Igneous Rocks Peridotite

Peridotite is an igneous rock, which means that it was formed after molten lava cooled and solidified.  It is composed mostly of olivine (a mineral which, when it is gem quality, is the beautiful peridot found in jewelry) and pyroxene, a silicate mineral.  It is dense and coarse-grained, and is ultramafic, meaning that it is composed of dark colored elements such as iron and magnesium, with less silica content.  It is believed to be the primary rock of the exterior of the earth’s mantle, which is the layer between the inner core and the outer crust.  Diamonds from the mines of South Africa are obtained from a mica-rich form of peridotite known as kimberlite. 

Peridotite seldom appears on land and is, instead, usually underground, beginning about twenty kilometers or more below the surface. Tectonic plate collisions that brought molten material to the earth’s exterior are responsible for its appearance on land, when it does happen.  It can be found in the Appalachian Mountains, and in New Zealand, Oman, Greece, and Japan.  

When peridotite is exposed to the air, it reacts with carbon dioxide (CO2) to form a solid carbonate, such as limestone (calcium carbonate) or magnesium carbonate.  This interesting property is being researched as a possible application for the reduction of greenhouse gases in the atmosphere.  CO2 is produced by the burning of fossil fuels, such as oil and gas.  Excessive CO2 in the air is believed to contribute to global warming.  Peter Keleman and Juerg Matter, researchers at Columbia University’s Lamont-Doherty Earth Observatory, are studying the feasibility of locking up some of the excess CO2 in the earth’s atmosphere in solid calcium carbonate by speeding up the reaction that occurs naturally.   By boring holes in areas of the crust and injecting water containing pressurized CO2, the reaction could be sped up 100,000 times or more.  The reaction, which generates heat, would speed up even more due to the higher temperature.  This would then cause fractures in the rock, which would create even more exposure to CO2, and further reaction.  If power plants could be built in areas that were near formations of peridotite, the CO2 emissions from the plants could be directly pumped into the rock, trapping it in solid calcium carbonate.  Trapping gases in rock in this manner is sometimes referred to as sequestration.

Another approach that has been proposed is to take advantage of the ocean that lies above peridotite formations off the coast of Oman and the western United States.  At the surface, ocean water absorbs CO2 from the air.  The CO2 content of the surface water is in equilibrium with the air.  If the peridotite beneath the seabed were heated and injected, the seawater would react with it, forming calcium carbonate and trapping the CO2 gas.  The seawater, then depleted of CO2, would return to the atmosphere and pick up more of the gas, allowing the cycle to continue.  With the vast supply of seawater and air, this may remove a great deal of CO2 from the atmosphere.
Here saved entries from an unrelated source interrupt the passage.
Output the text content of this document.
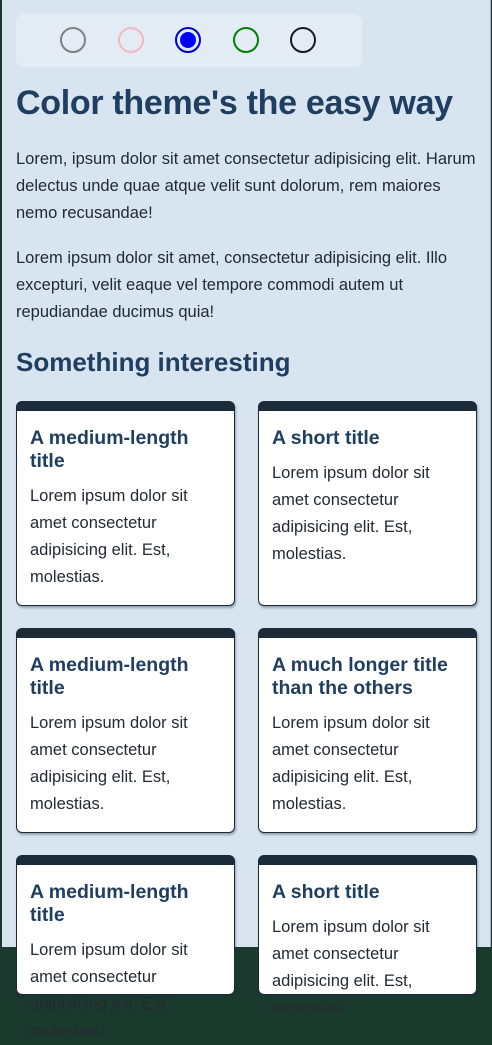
Color theme's the easy way

Lorem, ipsum dolor sit amet consectetur adipisicing elit. Harum delectus unde quae atque velit sunt dolorum, rem maiores nemo recusandae!

Lorem ipsum dolor sit amet, consectetur adipisicing elit. Illo excepturi, velit eaque vel tempore commodi autem ut repudiandae ducimus quia!

Something interesting
A medium-length title
Lorem ipsum dolor sit amet consectetur adipisicing elit. Est, molestias.
A short title
Lorem ipsum dolor sit amet consectetur adipisicing elit. Est, molestias.
A medium-length title
Lorem ipsum dolor sit amet consectetur adipisicing elit. Est, molestias.
A much longer title than the others
Lorem ipsum dolor sit amet consectetur adipisicing elit. Est, molestias.
A medium-length title
Lorem ipsum dolor sit amet consectetur adipisicing elit. Est, molestias.
A short title
Lorem ipsum dolor sit amet consectetur adipisicing elit. Est, molestias.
One study that is being done to get more specifics about how to safely and effectively operate this kind of mineral sequestration is the Carb-Fix Experiment.  This pilot project, a collaboration between Reykjavik Energy of Iceland, France, and the University of Iceland and Columbia University, is being done to show that mineral sequestration actually works, and is safe. The project’s site is the Hellisheidi Geothermal Plant in Iceland.  The rock being used in the project which is present in abundance at the site is basalt.  Basalt is very similar to peridotite in that it is igneous and mafic and has similar reactive properties.  At Hellisheidi, basalt makes up about 90 percent of the bedrock, and CO2 is taken from the plant’s geothermal wells.   The CO2 gas is then dissolved in water and injected into the ground to depths of from 400 to 800 meters.  The experiment data has shown that the site does not leak, and project monitoring continues with wells that are downstream from the injection well and in the soil around the injection site and wells.  Monitoring this is important to ensure that the groundwater will not be contaminated.
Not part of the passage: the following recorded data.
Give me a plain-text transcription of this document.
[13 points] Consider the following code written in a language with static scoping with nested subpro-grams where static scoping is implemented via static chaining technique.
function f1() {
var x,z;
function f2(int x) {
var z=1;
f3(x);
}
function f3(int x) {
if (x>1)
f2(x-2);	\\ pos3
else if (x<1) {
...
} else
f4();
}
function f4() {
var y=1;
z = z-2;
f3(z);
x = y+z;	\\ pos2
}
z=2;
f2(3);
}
Klaus S. Lackner, Director of the Lenfest Center for Sustainable Energy at Columbia University in New York, has written a paper entitled “Air Capture and Mineral Sequestration:  Tools for Fighting Climate Change”.  In it, he states, “We could theoretically reduce the atmospheric level of carbon dioxide to the pre-industrial level (280 ppm, or parts per million) while continuing to use fossil fuels.”  He also points out that without CO2 capture and storage, the only way to stabilize the concentration of CO2 in the atmosphere is to abandon the use of coal, oil and natural gas.  Of course, renewable sources of energy such as solar, geothermal and wind are still being researched and may prove to be more and more useful in future years.  But even though this is the case, mineral sequestration with rock like peridotite deserves more research, beyond pilot projects and out into the field.